Available native API's include libc (malloc, fopen, etc), libm (cos, sin), libz (zip), liblog (Android specific logging, as an alternative to printf), openGL ES 1.x and 2.0. And more libraries are coming.

C/C++ apps can link to their own static libs.

What's missing? C++ exceptions, RTTI, and STL (although there are some third-party STL's that work), hardware floating-point, Audio API's (but you can call back to Java), and Debugging symbols (although there's logging).

Native code can access resources in the APK file. Store your data file in the res/raw directory. A hack is to give it the .mp3 extension so the compressor won't compress the data and you can access it directly.

Their big test-bed was a port of Quake. It consists of 200 lines of Java code. About 2500 lines of new C++ code had to happen, mostly to get old OpenGL to work in a system that didn't have the deprecated calls. One problem is that glQuake assumed the driver could manage an unlimited number of textures, so they had to implement a texture cache to map files on the SD card into the application address space. Using a simple LRU scheme, they kept the "good" textures close by.

Another problem for Quake is that their game data is too large to store in the APK, so they ended up putting the data on a web server, using http to download the data to an SD Card. Remember to check the data's integrity, as it'll be available to any SD Card reader.


Q&A

Q: Can I use a different compiler toolchain to, for example, enable hardware floating point.
A: Don't. It might work, but you'll likely lose forward compatibility.

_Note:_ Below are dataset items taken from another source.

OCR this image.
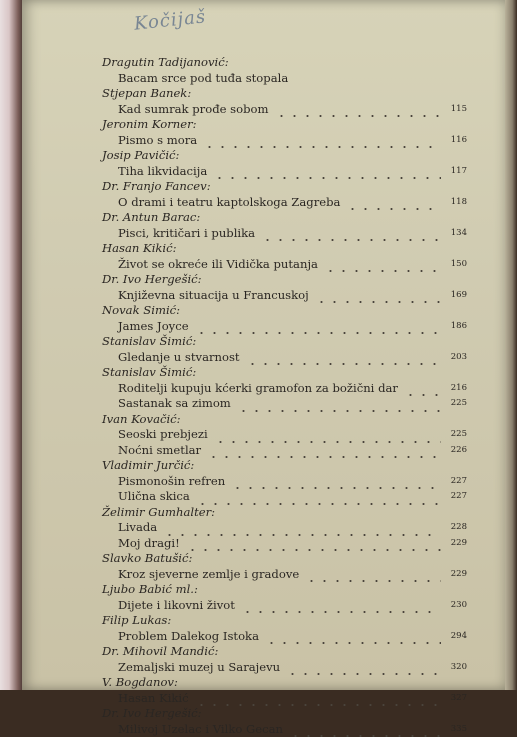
Kočijaš
Dragutin Tadijanović:
Bacam srce pod tuđa stopala
Stjepan Banek:
Kad sumrak prođe sobom	115
Jeronim Korner:
Pismo s mora	116
Josip Pavičić:
Tiha likvidacija	117
Dr. Franjo Fancev:
O drami i teatru kaptolskoga Zagreba	118
Dr. Antun Barac:
Pisci, kritičari i publika	134
Hasan Kikić:
Život se okreće ili Vidička putanja	150
Dr. Ivo Hergešić:
Književna situacija u Francuskoj	169
Novak Simić:
James Joyce	186
Stanislav Šimić:
Gledanje u stvarnost	203
Stanislav Šimić:
Roditelji kupuju kćerki gramofon za božični dar	216
Sastanak sa zimom	225
Ivan Kovačić:
Seoski prebjezi	225
Noćni smetlar	226
Vladimir Jurčić:
Pismonošin refren	227
Ulična skica	227
Želimir Gumhalter:
Livada	228
Moj dragi!	229
Slavko Batušić:
Kroz sjeverne zemlje i gradove	229
Ljubo Babić ml.:
Dijete i likovni život	230
Filip Lukas:
Problem Dalekog Istoka	294
Dr. Mihovil Mandić:
Zemaljski muzej u Sarajevu	320
V. Bogdanov:
Hasan Kikić	327
Dr. Ivo Hergešić:
Milivoj Uzelac i Vilko Gecan	335
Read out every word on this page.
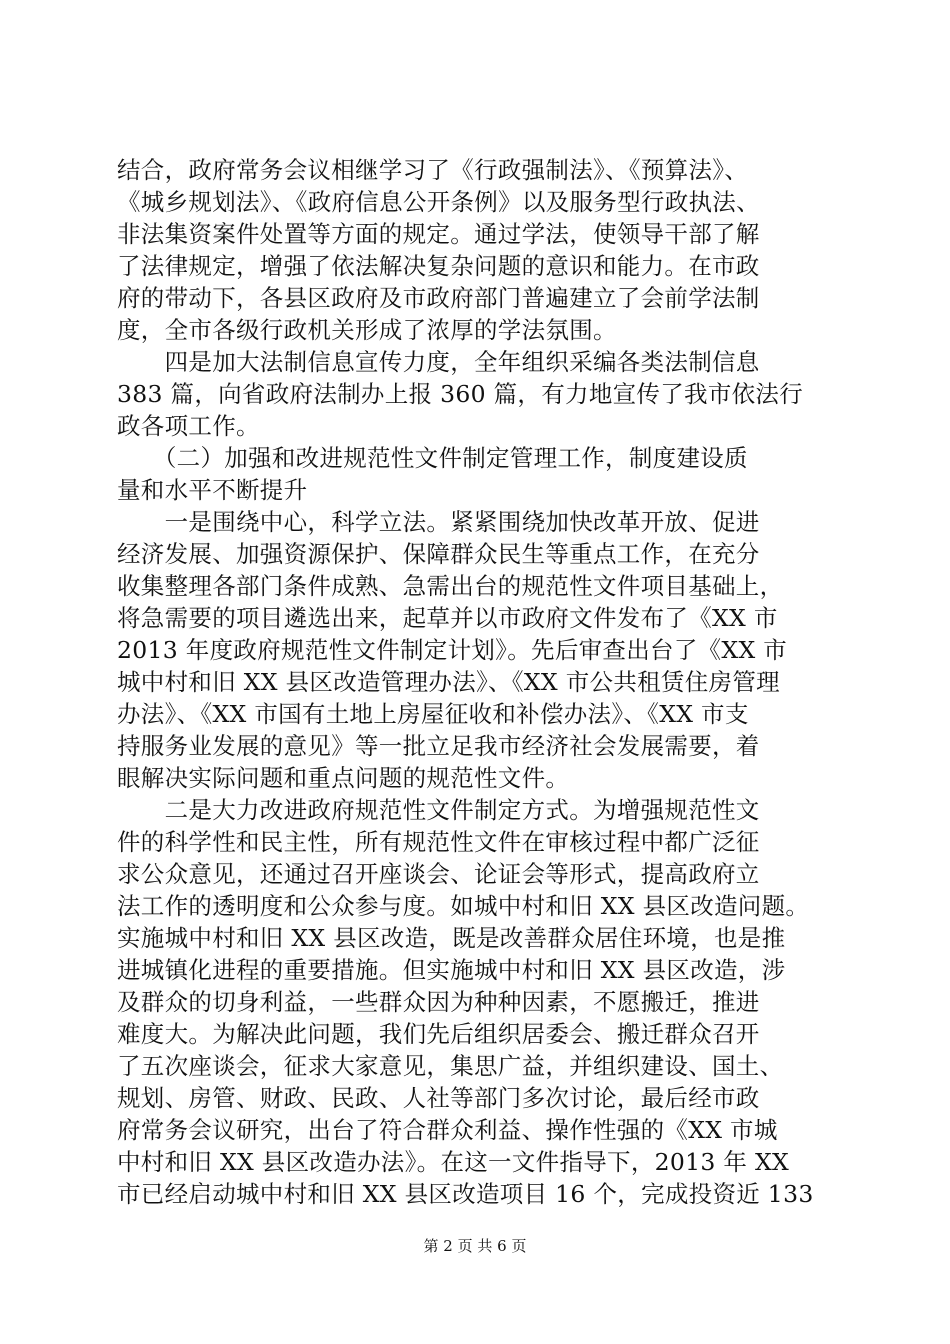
结合，政府常务会议相继学习了《行政强制法》、《预算法》、
《城乡规划法》、《政府信息公开条例》以及服务型行政执法、
非法集资案件处置等方面的规定。通过学法，使领导干部了解
了法律规定，增强了依法解决复杂问题的意识和能力。在市政
府的带动下，各县区政府及市政府部门普遍建立了会前学法制
度，全市各级行政机关形成了浓厚的学法氛围。
　　四是加大法制信息宣传力度，全年组织采编各类法制信息
383 篇，向省政府法制办上报 360 篇，有力地宣传了我市依法行
政各项工作。
　　（二）加强和改进规范性文件制定管理工作，制度建设质
量和水平不断提升
　　一是围绕中心，科学立法。紧紧围绕加快改革开放、促进
经济发展、加强资源保护、保障群众民生等重点工作，在充分
收集整理各部门条件成熟、急需出台的规范性文件项目基础上，
将急需要的项目遴选出来，起草并以市政府文件发布了《XX 市
2013 年度政府规范性文件制定计划》。先后审查出台了《XX 市
城中村和旧 XX 县区改造管理办法》、《XX 市公共租赁住房管理
办法》、《XX 市国有土地上房屋征收和补偿办法》、《XX 市支
持服务业发展的意见》等一批立足我市经济社会发展需要，着
眼解决实际问题和重点问题的规范性文件。
　　二是大力改进政府规范性文件制定方式。为增强规范性文
件的科学性和民主性，所有规范性文件在审核过程中都广泛征
求公众意见，还通过召开座谈会、论证会等形式，提高政府立
法工作的透明度和公众参与度。如城中村和旧 XX 县区改造问题。
实施城中村和旧 XX 县区改造，既是改善群众居住环境，也是推
进城镇化进程的重要措施。但实施城中村和旧 XX 县区改造，涉
及群众的切身利益，一些群众因为种种因素，不愿搬迁，推进
难度大。为解决此问题，我们先后组织居委会、搬迁群众召开
了五次座谈会，征求大家意见，集思广益，并组织建设、国土、
规划、房管、财政、民政、人社等部门多次讨论，最后经市政
府常务会议研究，出台了符合群众利益、操作性强的《XX 市城
中村和旧 XX 县区改造办法》。在这一文件指导下，2013 年 XX
市已经启动城中村和旧 XX 县区改造项目 16 个，完成投资近 133
第 2 页 共 6 页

Q: Can I use the private API's, like the native audio API's?
A: Don't. The private API's aren't set in stone.

Q: What happens if Android is ported to non-ARM architecture?
A: We'll cross that bridge when we come to it. Most likely we'll allow multiple shared native libraries bundled in, and we'll load the correct one at runtime.

Q: How can I get more RAM for my game?
A: The Android heap is 16-24 MB. Your best bet is to mmap a file on the SD Card as and access it for assets.

Q: Is the Android memory-protected?
A: Yes. Messing with memory only hurts your own app's address space.